Thursday, October 4, 2012

DOORS OPEN MILWAUKEE 2012: TRIPOLI SHRINE CENTER

This is the last of my posts on the Doors Open Milwaukee 2012 event held September 22-23.

The Tripoli Shrine Center, located a couple of miles west of downtown Milwaukee, was completed in 1928 to serve as Shriner headquarters for the Milwaukee area.  Loosely based on the Taj Mahal, it is one of the best examples of Moorish revival architecture in the United States.  Even though I have lived in the Milwaukee area for over 35 years, I have rarely found myself in this neighborhood, and it had been many years since I had last driven past this building, the architectural style of which is so unusual, particularly for this neighborhood.

Here is a (not very good) shot of the exterior of the building, which features a large Moorish dome, as well as two smaller domes.


And here is a photo of the primary entrance to the building.


I didn't see much to photograph on the first floor of the interior, but it got a lot more interesting as I ascended the stairs to the second floor.


The Moorish architectural detail was very evident in the second floor pillars and in the highly detailed tiling leading up to the second floor.   Here are a couple of shots that feature that tiling detail.

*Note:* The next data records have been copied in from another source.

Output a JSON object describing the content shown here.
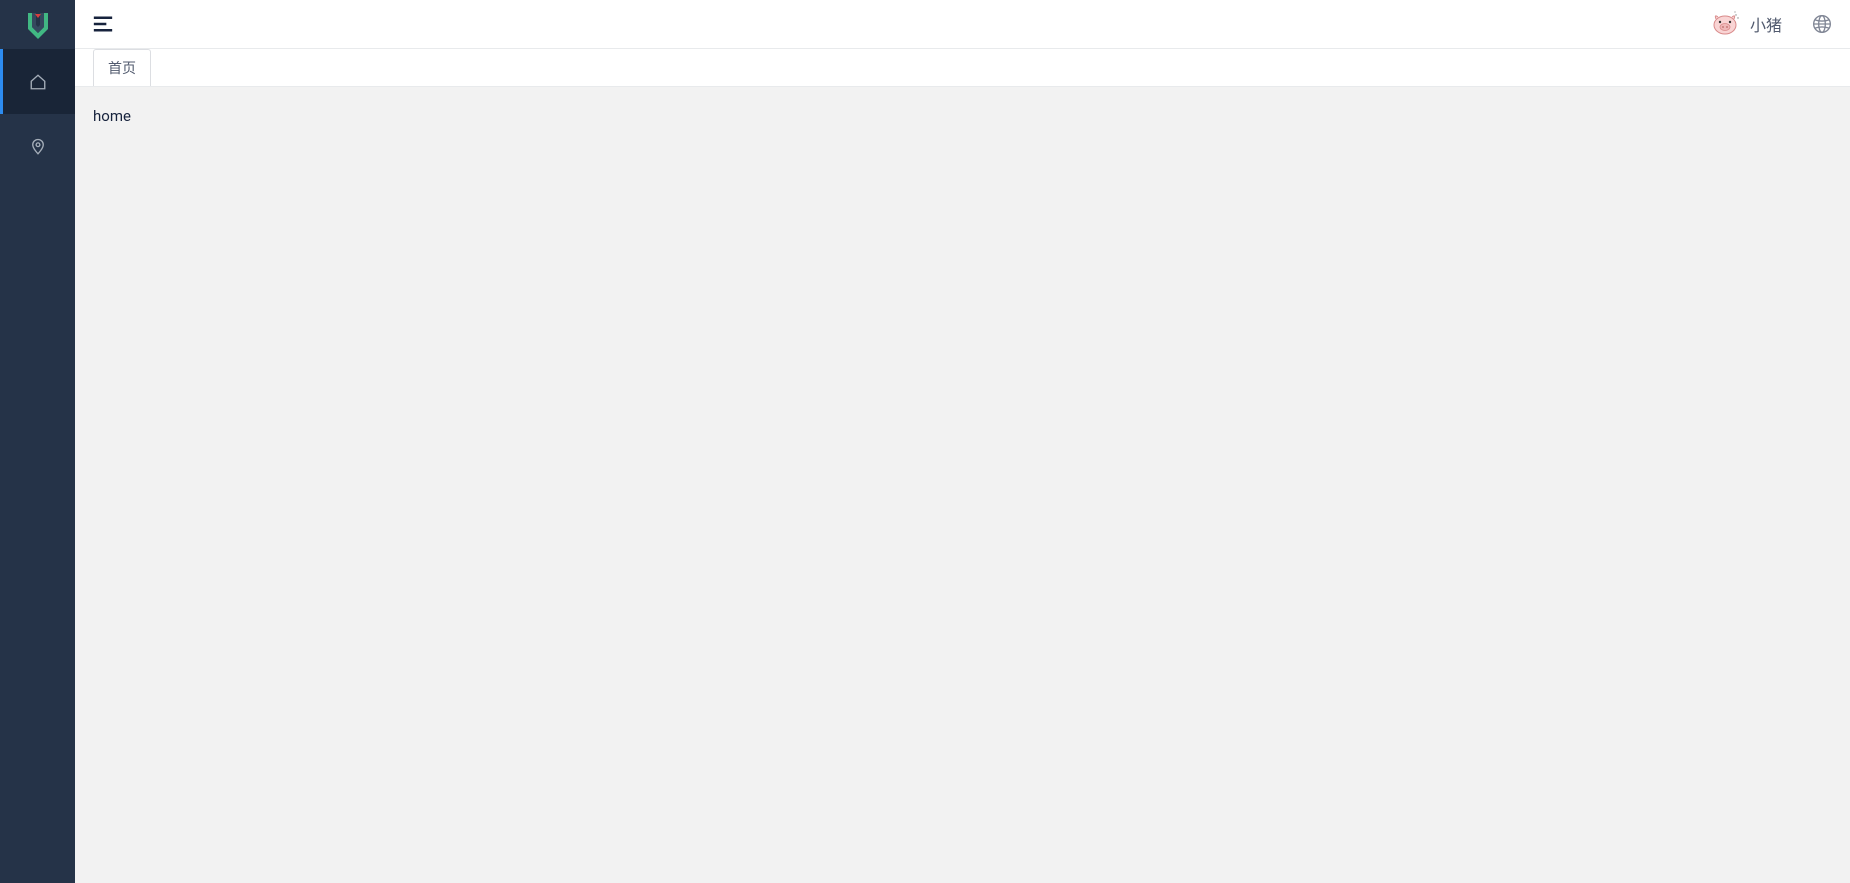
{
  "sidebar": {
    "items": [
      {
        "icon": "home-icon",
        "active": true
      },
      {
        "icon": "location-icon",
        "active": false
      }
    ]
  },
  "header": {
    "username": "小猪"
  },
  "tabs": [
    {
      "label": "首页"
    }
  ],
  "content": {
    "text": "home"
  }
}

The same architectural motif was evident in the design of the windows at the landing leading to the second floor.


I converted this shot to a B&W to emphasize the shapes of the windows as well as the design of the leading in the windows.  (Besides, the light from the exterior rendered the interior quite dark, so I just decided to focus on lines rather than on color.)

The real highlight of this fascinating building was the reception hall on the second floor, which consists of a large open room directly under the main dome and featuring a domed ceiling (though the interior dome is, in fact, much smaller than the exterior one).

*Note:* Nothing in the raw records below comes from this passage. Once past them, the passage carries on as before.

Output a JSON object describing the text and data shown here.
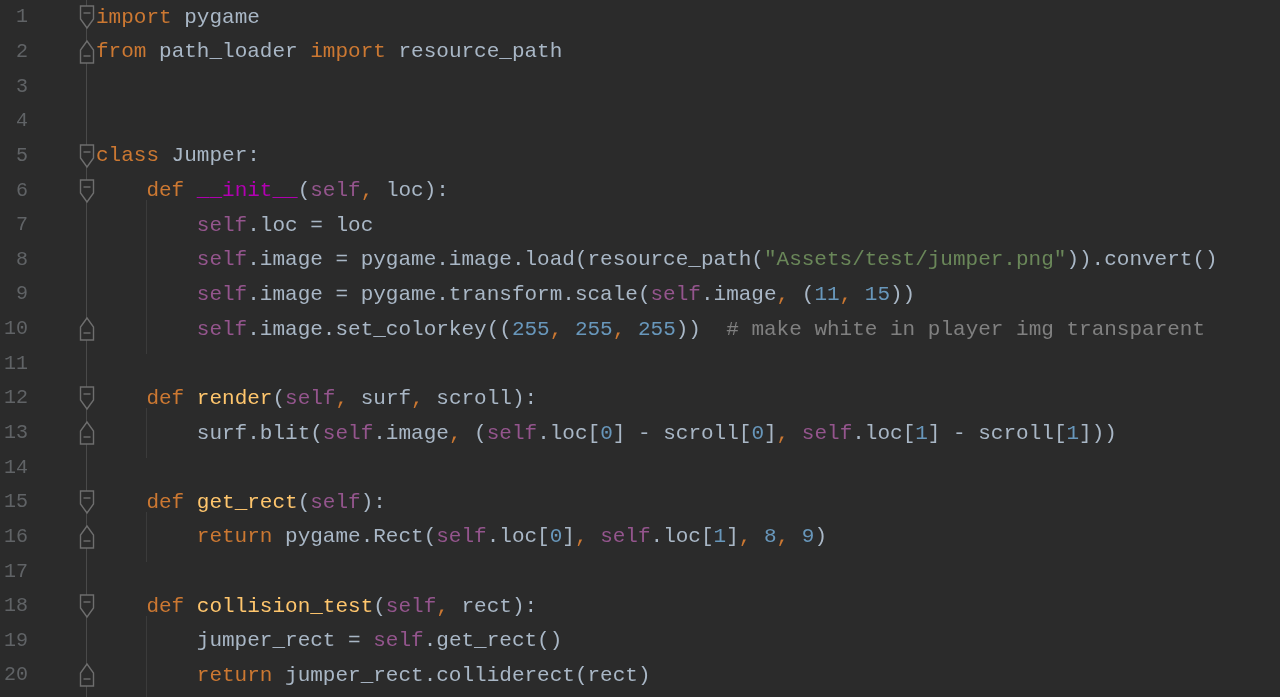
{
  "editor": {
    "lines": [
      {
        "number": "1",
        "kind": "opener",
        "tokens": [
          {
            "text": "import",
            "kind": "kw"
          },
          {
            "text": " pygame",
            "kind": "plain"
          }
        ]
      },
      {
        "number": "2",
        "kind": "closer",
        "tokens": [
          {
            "text": "from",
            "kind": "kw"
          },
          {
            "text": " path_loader ",
            "kind": "plain"
          },
          {
            "text": "import",
            "kind": "kw"
          },
          {
            "text": " resource_path",
            "kind": "plain"
          }
        ]
      },
      {
        "number": "3"
      },
      {
        "number": "4"
      },
      {
        "number": "5",
        "kind": "opener",
        "tokens": [
          {
            "text": "class",
            "kind": "kw"
          },
          {
            "text": " Jumper:",
            "kind": "plain"
          }
        ]
      },
      {
        "number": "6",
        "kind": "opener",
        "tokens": [
          {
            "text": "    def",
            "kind": "kw"
          },
          {
            "text": " __init__",
            "kind": "magic"
          },
          {
            "text": "(",
            "kind": "plain"
          },
          {
            "text": "self",
            "kind": "self"
          },
          {
            "text": ",",
            "kind": "kw"
          },
          {
            "text": " loc):",
            "kind": "plain"
          }
        ]
      },
      {
        "number": "7",
        "tokens": [
          {
            "text": "        self",
            "kind": "self"
          },
          {
            "text": ".loc = loc",
            "kind": "plain"
          }
        ]
      },
      {
        "number": "8",
        "tokens": [
          {
            "text": "        self",
            "kind": "self"
          },
          {
            "text": ".image = pygame.image.load(resource_path(",
            "kind": "plain"
          },
          {
            "text": "\"Assets/test/jumper.png\"",
            "kind": "str"
          },
          {
            "text": ")).convert()",
            "kind": "plain"
          }
        ]
      },
      {
        "number": "9",
        "tokens": [
          {
            "text": "        self",
            "kind": "self"
          },
          {
            "text": ".image = pygame.transform.scale(",
            "kind": "plain"
          },
          {
            "text": "self",
            "kind": "self"
          },
          {
            "text": ".image",
            "kind": "plain"
          },
          {
            "text": ",",
            "kind": "kw"
          },
          {
            "text": " (",
            "kind": "plain"
          },
          {
            "text": "11",
            "kind": "num"
          },
          {
            "text": ",",
            "kind": "kw"
          },
          {
            "text": " 15",
            "kind": "num"
          },
          {
            "text": "))",
            "kind": "plain"
          }
        ]
      },
      {
        "number": "10",
        "kind": "closer",
        "tokens": [
          {
            "text": "        self",
            "kind": "self"
          },
          {
            "text": ".image.set_colorkey((",
            "kind": "plain"
          },
          {
            "text": "255",
            "kind": "num"
          },
          {
            "text": ",",
            "kind": "kw"
          },
          {
            "text": " 255",
            "kind": "num"
          },
          {
            "text": ",",
            "kind": "kw"
          },
          {
            "text": " 255",
            "kind": "num"
          },
          {
            "text": "))  ",
            "kind": "plain"
          },
          {
            "text": "# make white in player img transparent",
            "kind": "comment"
          }
        ]
      },
      {
        "number": "11"
      },
      {
        "number": "12",
        "kind": "opener",
        "tokens": [
          {
            "text": "    def",
            "kind": "kw"
          },
          {
            "text": " render",
            "kind": "fn"
          },
          {
            "text": "(",
            "kind": "plain"
          },
          {
            "text": "self",
            "kind": "self"
          },
          {
            "text": ",",
            "kind": "kw"
          },
          {
            "text": " surf",
            "kind": "plain"
          },
          {
            "text": ",",
            "kind": "kw"
          },
          {
            "text": " scroll):",
            "kind": "plain"
          }
        ]
      },
      {
        "number": "13",
        "kind": "closer",
        "tokens": [
          {
            "text": "        surf.blit(",
            "kind": "plain"
          },
          {
            "text": "self",
            "kind": "self"
          },
          {
            "text": ".image",
            "kind": "plain"
          },
          {
            "text": ",",
            "kind": "kw"
          },
          {
            "text": " (",
            "kind": "plain"
          },
          {
            "text": "self",
            "kind": "self"
          },
          {
            "text": ".loc[",
            "kind": "plain"
          },
          {
            "text": "0",
            "kind": "num"
          },
          {
            "text": "] - scroll[",
            "kind": "plain"
          },
          {
            "text": "0",
            "kind": "num"
          },
          {
            "text": "]",
            "kind": "plain"
          },
          {
            "text": ",",
            "kind": "kw"
          },
          {
            "text": " self",
            "kind": "self"
          },
          {
            "text": ".loc[",
            "kind": "plain"
          },
          {
            "text": "1",
            "kind": "num"
          },
          {
            "text": "] - scroll[",
            "kind": "plain"
          },
          {
            "text": "1",
            "kind": "num"
          },
          {
            "text": "]))",
            "kind": "plain"
          }
        ]
      },
      {
        "number": "14"
      },
      {
        "number": "15",
        "kind": "opener",
        "tokens": [
          {
            "text": "    def",
            "kind": "kw"
          },
          {
            "text": " get_rect",
            "kind": "fn"
          },
          {
            "text": "(",
            "kind": "plain"
          },
          {
            "text": "self",
            "kind": "self"
          },
          {
            "text": "):",
            "kind": "plain"
          }
        ]
      },
      {
        "number": "16",
        "kind": "closer",
        "tokens": [
          {
            "text": "        return",
            "kind": "kw"
          },
          {
            "text": " pygame.Rect(",
            "kind": "plain"
          },
          {
            "text": "self",
            "kind": "self"
          },
          {
            "text": ".loc[",
            "kind": "plain"
          },
          {
            "text": "0",
            "kind": "num"
          },
          {
            "text": "]",
            "kind": "plain"
          },
          {
            "text": ",",
            "kind": "kw"
          },
          {
            "text": " self",
            "kind": "self"
          },
          {
            "text": ".loc[",
            "kind": "plain"
          },
          {
            "text": "1",
            "kind": "num"
          },
          {
            "text": "]",
            "kind": "plain"
          },
          {
            "text": ",",
            "kind": "kw"
          },
          {
            "text": " 8",
            "kind": "num"
          },
          {
            "text": ",",
            "kind": "kw"
          },
          {
            "text": " 9",
            "kind": "num"
          },
          {
            "text": ")",
            "kind": "plain"
          }
        ]
      },
      {
        "number": "17"
      },
      {
        "number": "18",
        "kind": "opener",
        "tokens": [
          {
            "text": "    def",
            "kind": "kw"
          },
          {
            "text": " collision_test",
            "kind": "fn"
          },
          {
            "text": "(",
            "kind": "plain"
          },
          {
            "text": "self",
            "kind": "self"
          },
          {
            "text": ",",
            "kind": "kw"
          },
          {
            "text": " rect):",
            "kind": "plain"
          }
        ]
      },
      {
        "number": "19",
        "tokens": [
          {
            "text": "        jumper_rect = ",
            "kind": "plain"
          },
          {
            "text": "self",
            "kind": "self"
          },
          {
            "text": ".get_rect()",
            "kind": "plain"
          }
        ]
      },
      {
        "number": "20",
        "kind": "closer",
        "tokens": [
          {
            "text": "        return",
            "kind": "kw"
          },
          {
            "text": " jumper_rect.colliderect(rect)",
            "kind": "plain"
          }
        ]
      }
    ]
  }
}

I used my usual technique of placing my camera exactly under the center of the dome facing up and taking a shot using my remote shutter release.

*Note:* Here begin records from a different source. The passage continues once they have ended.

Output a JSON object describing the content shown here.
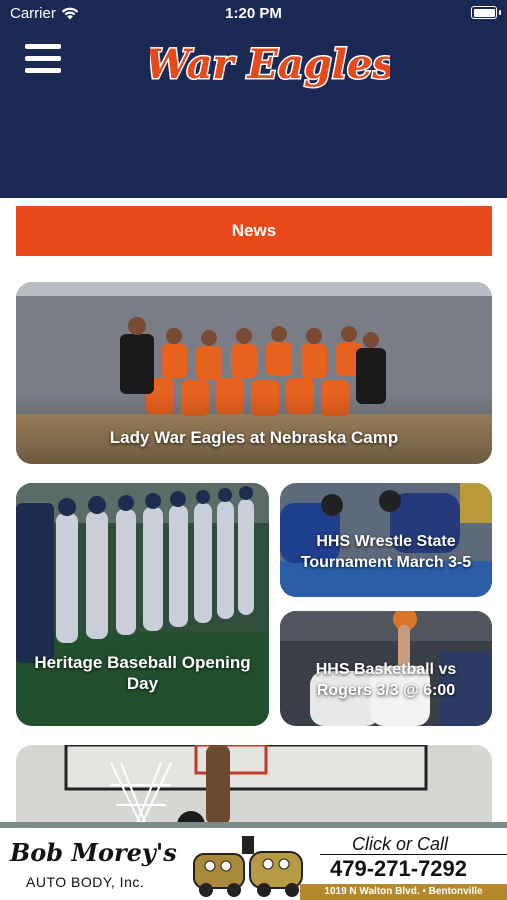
{
  "status_bar": {
    "carrier": "Carrier",
    "time": "1:20 PM"
  },
  "header": {
    "title": "War Eagles",
    "colors": {
      "background": "#1b2a55",
      "title": "#e8491b"
    }
  },
  "news_bar": {
    "label": "News",
    "color": "#e8491b"
  },
  "cards": [
    {
      "caption": "Lady War Eagles at Nebraska Camp"
    },
    {
      "caption": "Heritage Baseball Opening Day"
    },
    {
      "caption": "HHS Wrestle State Tournament March 3-5"
    },
    {
      "caption": "HHS Basketball vs Rogers 3/3 @ 6:00"
    }
  ],
  "ad": {
    "name": "Bob Morey's",
    "subtitle": "AUTO BODY, Inc.",
    "cta": "Click or Call",
    "phone": "479-271-7292",
    "address": "1019 N Walton Blvd. • Bentonville"
  },
  "icons": [
    "wifi-icon",
    "battery-icon",
    "hamburger-menu-icon"
  ]
}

Even though I set my lens at its widest angle, I was not able to capture the full dome.  I really do need a true wide-angle lens.  Technically speaking, I was also handicapped by the fact that my camera has a "crop sensor," which means that it only records the center portion of the image that the lens is transmitting.  So, even though the lens was set wide open at 24 mm, the portion of the image that the lens was sending to the sensor was equivalent to what would be seen with a 36 mm lens--not really wide-angle.

One of the problems with the above shot is that it does not convey the three-dimensionality of the dome.  Here are a couple of additional shots of the ceiling that hopefully reflect the complexity of the ceiling.



I especially like this last shot, taken at an oblique angle.

And, finally, here is a shot of the floor of the room taken from a balcony that surrounded the two-story room from one floor up.


The interior of this building (as well as the exterior) was in magnificent shape.  A stunning gem.

Taken with my Nikon D7000 with 24-120 mm f/4 lens.